# Happy Birthday, John Calvin!



## VirginiaHuguenot (Jul 10, 2007)

Happy birthday, John Calvin! Today is his 498th. Only two more years til the big quincentenary celebration.


----------



## caddy (Jul 10, 2007)

^
Calvin looks quite festive I must say!


----------



## Semper Fidelis (Jul 10, 2007)

That's awesome!

Did you make that Andrew?


----------



## VirginiaHuguenot (Jul 10, 2007)

SemperFideles said:


> That's awesome!
> 
> Did you make that Andrew?



Nope, I borrowed it for this special occasion. (HT: Jeff Bartel)


----------



## BobVigneault (Jul 10, 2007)

Get out your party hats and your "Insti"-toots and we're gonna party like it's 1509. Get down wid your bad self!


----------



## govols (Jul 10, 2007)

BobVigneault said:


> Get out your party hats and your "Insti"-toots and we're gonna party like it's 1509. Get down wid your bad self!



Uh, dearest sir, why arst thou so negative toward oneself? Why wouldst thou callest thyself bad? Have thou done something wrong? Must thou repent?


----------



## caddy (Jul 10, 2007)

...is that Prince I hear in the background? 



BobVigneault said:


> Get out your party hats and your "Insti"-toots and we're gonna party like it's 1509. Get down wid your bad self!


----------



## BobVigneault (Jul 10, 2007)

govols said:


> Uh, dearest sir, why arst thou so negative toward oneself? Why wouldst thou callest thyself bad? Have thou done something wrong? Must thou repent?



According to the birthday boy we should say, "Get down wid yer totally depraved self".

Don't think that King James english is going to hide that Robert Schuller "Positive" theology you're implying.


----------



## govols (Jul 10, 2007)

BobVigneault said:


> According to the birthday boy we should say, "Get down wid yer totally depraved self".
> 
> Don't think that King James english is going to hide that Robert Schuller "Positive" theology you're implying.

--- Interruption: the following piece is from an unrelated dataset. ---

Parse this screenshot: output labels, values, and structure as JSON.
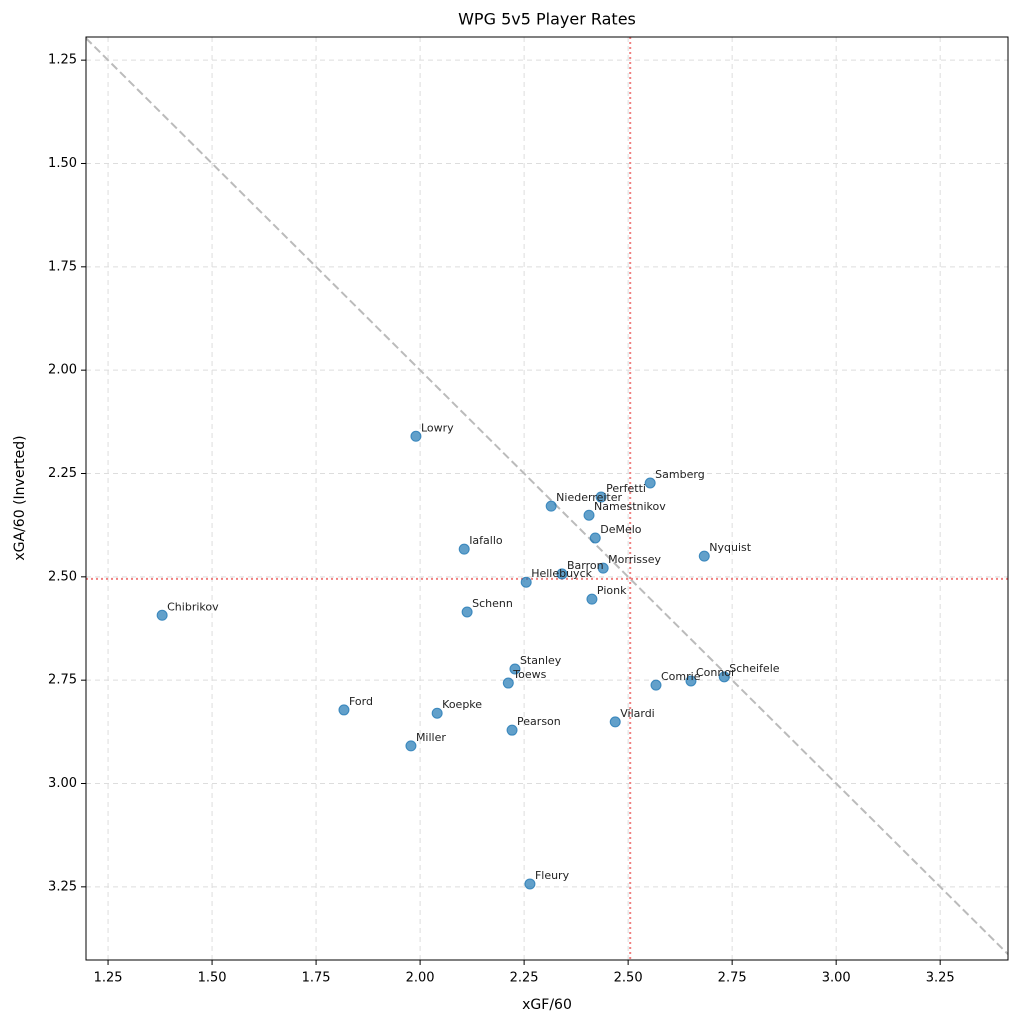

Don't think they would comprehend calling yourself bad and not actually meaning it.


----------



## CalvinandHodges (Jul 10, 2007)

Happy B-day Monsieur Calvin!


----------



## etexas (Jul 10, 2007)

That Cat looks really good for his age!


----------



## CatechumenPatrick (Jul 10, 2007)

That picture is one of the sweetest things I have ever seen...
Isn't there something scheduled for Calvin's 500th birthday?


----------



## Ivan (Jul 10, 2007)

CatechumenPatrick said:


> Isn't there something scheduled for Calvin's 500th birthday?



Good question. There *must* be something! Does anyone know?


----------



## VirginiaHuguenot (Jul 10, 2007)

Ivan said:


> Good question. There *must* be something! Does anyone know?



Check out the link in the first post of this thread.


----------



## Ivan (Jul 10, 2007)

Ah...yes...thank you.


----------



## bookslover (Jul 10, 2007)

CatechumenPatrick said:


> That picture is one of the sweetest things I have ever seen...
> Isn't there something scheduled for Calvin's 500th birthday?



Speaking of pictures, Patrick, you're looking WAY TOO MUCH like Cat Stevens. Gonna have to report you to the relevant authorities...just as soon as I figure out who they are.


----------



## CatechumenPatrick (Jul 11, 2007)

bookslover said:


> Speaking of pictures, Patrick, you're looking WAY TOO MUCH like Cat Stevens. Gonna have to report you to the relevant authorities...just as soon as I figure out who they are.



To be honest, I did not know who Cat Stevens was until you said this and I looked him up online. After seeing his pictures, and his sweet beard, I thank you for the compliment!


----------